As a result, many of us have been making do with our home office situations rather than truly setting up spaces that help us to focus and concentrate as best as possible. In 2023, it’s worthwhile spending more time, money, and energy on ensuring your workspace is as comfortable as it can be. 

Ensure You Can Control the Temperature

Firstly, to work productively, you want an office that enables temperature control year-round. In the warmer months, you might be able to open windows to let in some air, but it also pays to install a modern ceiling fan to help move the hot air around as needed. There are plug-in fans, too, if that suits, plus you might also want to use an electric or gas heater when the temperature drops or a fireplace or other heating alternative.

You may like to have a reverse-cycle air conditioning unit installed in your home office, too, that will help keep you cool in summer and warm in winter. If possible, pick out an energy-efficient model so you don’t rack up a big power bill. 

Utilize Ergonomic Equipment

Since you’ll be spending so many hours working, likely at a computer, you need to have ergonomic equipment to use to help your body stay comfortable and your mind clear. It’s helpful to convert to a stand-up desk so your body gets relief from sitting all day and you have fewer neck, back, shoulder, and other pains and stiffness. 

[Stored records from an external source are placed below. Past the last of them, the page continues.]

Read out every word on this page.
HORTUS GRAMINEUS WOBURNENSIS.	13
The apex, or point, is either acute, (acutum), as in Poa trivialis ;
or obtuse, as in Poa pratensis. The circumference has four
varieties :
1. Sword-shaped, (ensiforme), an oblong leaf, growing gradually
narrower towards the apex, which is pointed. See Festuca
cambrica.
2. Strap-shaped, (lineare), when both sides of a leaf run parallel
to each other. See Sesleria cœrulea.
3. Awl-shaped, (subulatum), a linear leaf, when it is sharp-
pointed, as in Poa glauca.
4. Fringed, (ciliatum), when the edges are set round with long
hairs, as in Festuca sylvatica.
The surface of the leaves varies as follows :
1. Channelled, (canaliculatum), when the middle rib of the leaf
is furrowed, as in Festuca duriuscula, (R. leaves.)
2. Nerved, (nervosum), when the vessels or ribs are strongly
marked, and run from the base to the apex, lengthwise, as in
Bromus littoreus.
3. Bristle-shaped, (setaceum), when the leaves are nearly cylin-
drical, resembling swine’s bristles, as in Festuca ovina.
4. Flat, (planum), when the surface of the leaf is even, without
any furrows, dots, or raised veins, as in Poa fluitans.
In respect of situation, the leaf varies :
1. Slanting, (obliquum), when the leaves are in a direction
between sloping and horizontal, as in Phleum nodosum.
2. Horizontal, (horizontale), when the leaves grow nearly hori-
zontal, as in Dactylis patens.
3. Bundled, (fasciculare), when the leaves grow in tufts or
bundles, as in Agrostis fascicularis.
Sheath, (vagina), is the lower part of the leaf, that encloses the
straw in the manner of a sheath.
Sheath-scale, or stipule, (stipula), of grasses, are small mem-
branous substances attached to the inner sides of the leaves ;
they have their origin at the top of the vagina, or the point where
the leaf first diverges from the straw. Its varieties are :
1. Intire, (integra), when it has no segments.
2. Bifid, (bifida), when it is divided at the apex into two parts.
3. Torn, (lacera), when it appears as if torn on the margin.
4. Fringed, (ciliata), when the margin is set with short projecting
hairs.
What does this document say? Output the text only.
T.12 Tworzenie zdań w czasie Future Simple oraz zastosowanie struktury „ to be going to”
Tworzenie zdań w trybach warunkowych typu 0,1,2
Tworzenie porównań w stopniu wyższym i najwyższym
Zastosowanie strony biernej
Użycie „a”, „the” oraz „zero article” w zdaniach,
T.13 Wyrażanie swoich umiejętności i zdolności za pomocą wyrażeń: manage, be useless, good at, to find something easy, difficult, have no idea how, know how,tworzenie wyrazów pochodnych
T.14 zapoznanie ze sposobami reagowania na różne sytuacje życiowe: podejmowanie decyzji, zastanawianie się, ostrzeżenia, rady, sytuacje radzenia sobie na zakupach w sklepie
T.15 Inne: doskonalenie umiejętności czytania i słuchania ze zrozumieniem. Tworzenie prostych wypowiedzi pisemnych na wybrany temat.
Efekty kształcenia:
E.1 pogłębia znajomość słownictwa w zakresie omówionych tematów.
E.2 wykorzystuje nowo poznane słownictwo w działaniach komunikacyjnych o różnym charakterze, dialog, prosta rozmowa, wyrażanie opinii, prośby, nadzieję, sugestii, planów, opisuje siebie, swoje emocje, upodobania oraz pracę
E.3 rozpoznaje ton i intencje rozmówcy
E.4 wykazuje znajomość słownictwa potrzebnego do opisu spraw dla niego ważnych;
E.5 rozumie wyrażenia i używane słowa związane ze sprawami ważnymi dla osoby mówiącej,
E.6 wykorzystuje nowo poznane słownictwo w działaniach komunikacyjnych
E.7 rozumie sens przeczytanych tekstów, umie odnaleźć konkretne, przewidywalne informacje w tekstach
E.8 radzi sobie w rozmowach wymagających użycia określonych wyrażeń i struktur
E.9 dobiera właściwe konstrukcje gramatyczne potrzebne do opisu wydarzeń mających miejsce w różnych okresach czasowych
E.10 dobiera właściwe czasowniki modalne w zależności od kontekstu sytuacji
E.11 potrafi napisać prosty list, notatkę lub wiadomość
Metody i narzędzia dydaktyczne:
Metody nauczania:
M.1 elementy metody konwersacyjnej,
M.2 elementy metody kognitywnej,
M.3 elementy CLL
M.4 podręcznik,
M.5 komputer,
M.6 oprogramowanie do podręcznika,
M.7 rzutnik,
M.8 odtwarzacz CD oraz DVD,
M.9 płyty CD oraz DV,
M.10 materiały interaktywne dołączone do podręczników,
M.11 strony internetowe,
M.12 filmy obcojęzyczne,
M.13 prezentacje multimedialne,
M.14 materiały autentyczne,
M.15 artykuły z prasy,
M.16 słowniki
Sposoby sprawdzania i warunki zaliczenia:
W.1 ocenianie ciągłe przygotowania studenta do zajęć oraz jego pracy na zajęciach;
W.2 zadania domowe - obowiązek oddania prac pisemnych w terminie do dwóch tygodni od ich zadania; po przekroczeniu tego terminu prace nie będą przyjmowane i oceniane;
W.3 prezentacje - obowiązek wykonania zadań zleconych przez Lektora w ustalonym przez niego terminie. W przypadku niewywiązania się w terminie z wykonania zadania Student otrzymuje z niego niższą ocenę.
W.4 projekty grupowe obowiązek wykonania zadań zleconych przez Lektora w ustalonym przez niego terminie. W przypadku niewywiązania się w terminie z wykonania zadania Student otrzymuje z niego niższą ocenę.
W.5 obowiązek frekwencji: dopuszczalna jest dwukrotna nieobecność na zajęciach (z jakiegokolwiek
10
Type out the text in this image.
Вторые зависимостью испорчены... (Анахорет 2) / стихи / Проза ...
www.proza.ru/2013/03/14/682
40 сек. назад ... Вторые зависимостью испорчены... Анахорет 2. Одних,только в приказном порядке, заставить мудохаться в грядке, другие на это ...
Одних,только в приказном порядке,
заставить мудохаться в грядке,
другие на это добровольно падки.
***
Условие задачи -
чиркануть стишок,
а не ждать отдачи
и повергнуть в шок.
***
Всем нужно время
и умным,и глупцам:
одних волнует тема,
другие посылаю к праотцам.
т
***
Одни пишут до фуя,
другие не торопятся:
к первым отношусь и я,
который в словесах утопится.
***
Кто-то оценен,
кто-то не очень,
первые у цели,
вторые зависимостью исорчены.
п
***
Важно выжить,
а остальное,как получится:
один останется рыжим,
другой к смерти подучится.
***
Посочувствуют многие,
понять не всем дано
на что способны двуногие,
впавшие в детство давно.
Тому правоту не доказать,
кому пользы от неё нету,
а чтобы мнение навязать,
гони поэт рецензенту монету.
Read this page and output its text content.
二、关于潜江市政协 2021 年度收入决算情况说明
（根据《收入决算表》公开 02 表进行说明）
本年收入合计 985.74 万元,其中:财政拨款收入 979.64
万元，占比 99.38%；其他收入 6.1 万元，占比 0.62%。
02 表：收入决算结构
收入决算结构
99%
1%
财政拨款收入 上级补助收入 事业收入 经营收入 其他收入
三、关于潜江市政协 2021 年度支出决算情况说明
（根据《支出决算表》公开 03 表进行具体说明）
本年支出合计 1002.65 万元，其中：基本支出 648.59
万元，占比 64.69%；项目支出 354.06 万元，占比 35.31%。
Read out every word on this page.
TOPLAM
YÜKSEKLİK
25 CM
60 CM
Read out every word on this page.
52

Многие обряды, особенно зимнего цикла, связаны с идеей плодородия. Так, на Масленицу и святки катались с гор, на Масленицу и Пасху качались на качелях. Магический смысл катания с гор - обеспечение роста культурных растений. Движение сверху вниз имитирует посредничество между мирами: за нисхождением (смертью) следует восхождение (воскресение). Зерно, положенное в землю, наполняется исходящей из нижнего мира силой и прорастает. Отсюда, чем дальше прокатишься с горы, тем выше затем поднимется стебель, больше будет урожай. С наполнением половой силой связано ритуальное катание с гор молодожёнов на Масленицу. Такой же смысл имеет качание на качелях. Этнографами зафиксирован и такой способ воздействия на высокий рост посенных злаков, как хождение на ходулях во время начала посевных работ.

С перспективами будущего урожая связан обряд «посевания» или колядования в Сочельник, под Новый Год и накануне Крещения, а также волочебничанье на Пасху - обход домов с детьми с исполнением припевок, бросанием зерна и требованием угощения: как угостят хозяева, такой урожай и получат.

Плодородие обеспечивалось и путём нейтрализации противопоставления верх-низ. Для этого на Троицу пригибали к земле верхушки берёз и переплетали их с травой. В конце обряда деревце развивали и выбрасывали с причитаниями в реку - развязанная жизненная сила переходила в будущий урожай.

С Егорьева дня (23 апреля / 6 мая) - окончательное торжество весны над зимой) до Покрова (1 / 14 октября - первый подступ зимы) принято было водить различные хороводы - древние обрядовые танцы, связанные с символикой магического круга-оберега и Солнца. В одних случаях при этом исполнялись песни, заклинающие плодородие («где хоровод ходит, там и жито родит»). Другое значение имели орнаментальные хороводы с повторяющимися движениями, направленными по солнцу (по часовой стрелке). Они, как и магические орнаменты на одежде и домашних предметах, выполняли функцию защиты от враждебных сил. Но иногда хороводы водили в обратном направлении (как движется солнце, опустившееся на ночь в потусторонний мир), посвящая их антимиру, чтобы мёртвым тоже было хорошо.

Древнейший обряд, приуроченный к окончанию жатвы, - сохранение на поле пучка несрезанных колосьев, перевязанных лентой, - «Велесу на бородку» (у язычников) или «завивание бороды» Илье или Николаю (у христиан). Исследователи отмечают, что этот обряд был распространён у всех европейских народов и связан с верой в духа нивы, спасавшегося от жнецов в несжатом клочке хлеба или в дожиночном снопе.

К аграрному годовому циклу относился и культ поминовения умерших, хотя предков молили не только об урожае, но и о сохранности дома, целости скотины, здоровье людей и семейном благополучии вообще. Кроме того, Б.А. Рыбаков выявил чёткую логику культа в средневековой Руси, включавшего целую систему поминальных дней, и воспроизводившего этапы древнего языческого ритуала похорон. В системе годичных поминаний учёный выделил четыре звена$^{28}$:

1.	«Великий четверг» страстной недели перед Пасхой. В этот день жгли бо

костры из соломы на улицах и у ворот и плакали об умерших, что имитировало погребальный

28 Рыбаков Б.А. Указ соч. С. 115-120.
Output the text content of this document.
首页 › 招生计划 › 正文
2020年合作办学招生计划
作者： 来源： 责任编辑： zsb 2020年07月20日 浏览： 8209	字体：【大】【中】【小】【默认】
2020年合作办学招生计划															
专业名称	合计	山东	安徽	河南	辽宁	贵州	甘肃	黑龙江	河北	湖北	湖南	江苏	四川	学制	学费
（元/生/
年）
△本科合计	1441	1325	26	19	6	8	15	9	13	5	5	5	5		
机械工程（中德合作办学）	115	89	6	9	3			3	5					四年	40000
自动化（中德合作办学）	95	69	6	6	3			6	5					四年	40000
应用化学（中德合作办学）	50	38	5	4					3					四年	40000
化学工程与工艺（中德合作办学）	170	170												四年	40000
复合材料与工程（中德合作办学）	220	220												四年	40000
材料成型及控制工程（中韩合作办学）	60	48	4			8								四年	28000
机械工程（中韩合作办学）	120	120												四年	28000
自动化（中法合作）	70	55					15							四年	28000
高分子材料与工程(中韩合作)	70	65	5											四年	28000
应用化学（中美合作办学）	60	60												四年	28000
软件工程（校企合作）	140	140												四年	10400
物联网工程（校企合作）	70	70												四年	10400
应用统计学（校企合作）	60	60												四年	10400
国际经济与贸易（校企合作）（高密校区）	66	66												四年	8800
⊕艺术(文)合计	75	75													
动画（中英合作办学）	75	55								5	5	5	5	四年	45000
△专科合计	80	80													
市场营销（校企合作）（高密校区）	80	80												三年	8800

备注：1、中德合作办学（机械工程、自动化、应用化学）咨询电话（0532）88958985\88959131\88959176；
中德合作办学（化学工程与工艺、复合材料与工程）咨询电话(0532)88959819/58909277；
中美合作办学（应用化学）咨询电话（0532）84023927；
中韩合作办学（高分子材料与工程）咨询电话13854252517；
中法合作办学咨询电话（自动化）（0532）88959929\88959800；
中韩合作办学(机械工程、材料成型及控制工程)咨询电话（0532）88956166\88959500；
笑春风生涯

There are excellent, affordable manual and electronic desk options these days that move up and down. Alternatively, you can turn a traditional desk into one you can work standing up at by using a flexible arm or getting a stand of some type to put your laptop on when you’re ready to rise. 

Also, if you alternate between sitting and standing or simply want to sit at your desk for your entire workday, it’s vital to have a quality ergonomic chair to support your body. Avoid using a standard dining room chair, stool, or the like, as these aren’t designed for use for so many hours per day. Instead, invest in a specialized office chair that has adjustable lumbar and height settings and is created to mold to your back. 

Consider Air Quality

To think clearly and feel more comfortable in general, you want decent air quality in your office. Opening windows or sliding doors to the outside to let some fresh air in will help, but this often isn’t enough, or you may not have such facilities. It’s helpful to buy a good air purifier with HEPA-grade filters for your office to help improve the air quality and reduce the risk of germs and allergens making you sick. 

Pick out an air purifier with numerous filtration layers to best capture airborne particular and mitigate problems like mold, mildew, smoke, etc. In addition, it pays to add one or more indoor plants to your home office. Not only does such greenery create a relaxing vibe and give you something nice to look at, but plants also help to increase oxygen levels in a space.

Pay Attention to Lighting 

Something many people don’t consider enough when setting up their home office is how good the lighting is. Considering we use our eyes all day when working, these body parts need to be taken care of, too. Many offices are in the smallest rooms of the house or tucked into basements or other spaces that are more likely to have less natural sunlight. As such, you may need to improve the lighting in your workspace. 

Add windows or skylights as needed to bring in natural light where it’s missing. This will help give your eyes a reprieve and help your mood to improve, too. Also, make your office lighter and brighter by adding a few different lighting sources so you have options for different tasks throughout the day. 

For instance, it’s beneficial to have overhead lighting, such as downlights or pendant lights, as well as direct task lighting (e.g., desk lamps), which are especially useful at night. 

Incorporating all the above elements will help elevate your workspace so that you’re more effective at tasks and happier to be in your office each day.